No entanto, “faltam muitos detalhes a serem definidos, que indicarão a profundidade da medida e dirão até onde a desvalorização nominal da taxa de câmbio será uma desvalorização real”, acrescentou o especialista em finanças. A correção da taxa de câmbio e a unificação de moedas tornarão mais transparentes os balanços contábeis das empresas e clarearão as contas nacionais e o orçamento do Estado, estimou. No entanto, além disso, se “evidenciará que a dualidade monetária não é a responsável pelo baixo poder aquisitivo do salário nem pelas desigualdades, que são assuntos estruturais e não monetários”, destacou o especialista à IPS, via correio eletrônico.
Beatriz González, ex-contadora em uma fábrica, atesta que a dualidade monetária torna muito complexo o trabalho contábil. “Uma loucura, tinha que ter uma conta em pesos e outra em divisa. Toda operação tinha que ser dupla. A unificação da moeda será benéfica para as empresas”, afirmou à IPS. Porém, ela não deixa de questionar se também subirão os salários e cairá a taxa cambial do CUC por pesos nas casas de câmbio, de 24 pesos para venda e 25 para compra. A resposta oficial é que os salários só poderão aumentar se antes for elevada a produtividade trabalhista.
A posse de divisas conversíveis para a população cubana foi despenalizada em 13 de agosto de 1993. Por outro lado, foram permitidas as contas bancárias em dólares e habilitadas redes de lojas estatais para venda ao varejo nessa divisa. Quatro meses depois foi criado o CUC. Entre 1989 e 1993, o produto interno bruto caiu 35%, perdeu-se mais de 80% do comércio exterior, o consumo de combustível diminuiu para menos da metade e desapareceram quase completamente as fontes externas de financiamento, devido à dissolução da União Soviética, da qual dependia a economia cubana.
Nesse período aumentaram as desigualdades e instalaram-se os bolsões de pobreza. Em meio à recessão econômica, as autoridades decidiram não frear a entrada de dólares do turismo, as remessas, o investimento estrangeiro, as exportações e outros fluxos vindos do exterior. A dolarização favoreceu o desenvolvimento do turismo e o investimento externo.
Até hoje o Estado paga os salários e as pensões em pesos cubanos, usados para pagar serviços públicos básicos, ir a centros culturais e desportivos, adquirir alguns produtos industriais, alimentos nos mercados e artigos subsidiados de venda normatizada para cada família.
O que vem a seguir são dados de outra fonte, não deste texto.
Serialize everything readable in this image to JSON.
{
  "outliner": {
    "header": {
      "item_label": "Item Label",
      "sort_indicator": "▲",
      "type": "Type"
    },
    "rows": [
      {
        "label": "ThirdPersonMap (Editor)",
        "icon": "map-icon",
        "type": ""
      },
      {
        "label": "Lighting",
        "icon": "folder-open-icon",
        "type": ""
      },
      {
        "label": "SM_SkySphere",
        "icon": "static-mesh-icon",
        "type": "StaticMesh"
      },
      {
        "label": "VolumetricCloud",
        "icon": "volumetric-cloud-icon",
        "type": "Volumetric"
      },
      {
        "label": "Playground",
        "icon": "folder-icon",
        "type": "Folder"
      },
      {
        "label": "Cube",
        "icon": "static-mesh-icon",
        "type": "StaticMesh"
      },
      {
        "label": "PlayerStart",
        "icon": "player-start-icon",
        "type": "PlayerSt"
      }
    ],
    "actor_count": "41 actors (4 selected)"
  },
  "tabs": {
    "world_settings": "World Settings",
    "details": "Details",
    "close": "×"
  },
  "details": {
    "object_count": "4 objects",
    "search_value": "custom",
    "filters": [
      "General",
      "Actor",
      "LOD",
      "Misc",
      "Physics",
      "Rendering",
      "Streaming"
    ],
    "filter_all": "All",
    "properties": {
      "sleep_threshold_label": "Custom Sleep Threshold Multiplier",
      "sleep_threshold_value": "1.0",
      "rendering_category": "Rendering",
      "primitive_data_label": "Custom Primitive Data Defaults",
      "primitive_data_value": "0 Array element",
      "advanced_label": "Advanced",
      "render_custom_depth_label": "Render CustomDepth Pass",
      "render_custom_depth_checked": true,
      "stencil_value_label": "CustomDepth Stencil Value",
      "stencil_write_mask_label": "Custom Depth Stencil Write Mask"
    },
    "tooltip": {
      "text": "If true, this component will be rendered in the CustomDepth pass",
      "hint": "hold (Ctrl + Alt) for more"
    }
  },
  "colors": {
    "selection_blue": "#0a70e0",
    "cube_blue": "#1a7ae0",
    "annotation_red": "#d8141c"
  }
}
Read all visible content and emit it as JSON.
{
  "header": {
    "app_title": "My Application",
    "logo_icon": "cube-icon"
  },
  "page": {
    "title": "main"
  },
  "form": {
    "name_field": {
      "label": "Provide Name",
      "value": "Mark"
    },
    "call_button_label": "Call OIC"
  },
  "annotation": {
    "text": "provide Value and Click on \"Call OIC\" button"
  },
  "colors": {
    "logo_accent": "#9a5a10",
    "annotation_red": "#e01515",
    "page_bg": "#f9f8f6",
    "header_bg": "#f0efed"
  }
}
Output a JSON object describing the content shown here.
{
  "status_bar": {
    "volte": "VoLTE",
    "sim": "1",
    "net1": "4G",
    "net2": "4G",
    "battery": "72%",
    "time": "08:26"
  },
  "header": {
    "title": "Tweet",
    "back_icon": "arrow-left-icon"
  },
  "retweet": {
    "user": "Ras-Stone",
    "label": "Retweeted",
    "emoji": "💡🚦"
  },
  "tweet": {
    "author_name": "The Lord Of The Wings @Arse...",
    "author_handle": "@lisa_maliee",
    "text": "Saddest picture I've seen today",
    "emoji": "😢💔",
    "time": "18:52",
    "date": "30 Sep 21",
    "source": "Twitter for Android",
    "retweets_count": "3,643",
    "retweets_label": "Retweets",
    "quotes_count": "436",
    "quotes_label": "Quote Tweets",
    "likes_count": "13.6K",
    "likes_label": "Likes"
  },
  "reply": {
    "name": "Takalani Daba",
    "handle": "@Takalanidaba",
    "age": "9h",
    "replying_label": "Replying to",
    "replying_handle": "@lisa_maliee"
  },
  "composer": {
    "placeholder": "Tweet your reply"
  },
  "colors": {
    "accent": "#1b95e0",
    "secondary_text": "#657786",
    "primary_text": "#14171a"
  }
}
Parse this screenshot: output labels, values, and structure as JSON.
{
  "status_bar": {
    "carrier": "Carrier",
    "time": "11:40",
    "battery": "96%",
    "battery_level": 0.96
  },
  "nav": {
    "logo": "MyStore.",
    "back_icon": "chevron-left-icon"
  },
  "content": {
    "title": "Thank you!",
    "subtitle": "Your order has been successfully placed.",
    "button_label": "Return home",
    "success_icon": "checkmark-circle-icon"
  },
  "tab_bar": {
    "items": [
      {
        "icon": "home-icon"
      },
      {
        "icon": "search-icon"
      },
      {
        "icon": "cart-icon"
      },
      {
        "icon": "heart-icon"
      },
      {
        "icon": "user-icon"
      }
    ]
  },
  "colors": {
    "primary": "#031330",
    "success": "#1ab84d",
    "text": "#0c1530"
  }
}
Desde 2004, o CUC é a única divisa de circulação permitida e dá acesso a telefonia celular e internet, entre outros serviços, bem como às lojas estatais onde são oferecidos produtos básicos de melhor qualidade, eletrodomésticos, móveis e outros artigos de consumo do lar.
A unificação monetária faz parte das reformas do governo de Raúl Castro para avançar rumo a um modelo de socialismo “próspero e sustentável”. Embora não tenham sido dados prazos, o economista cubano Omar Everleny Pérez estima que, se esse programa de mudanças tiver como data final dezembro de 2015, então também será o fim do cronograma para eliminar a dualidade. Envolverde/IPS
* Com colaboração de Ivet González (Havana).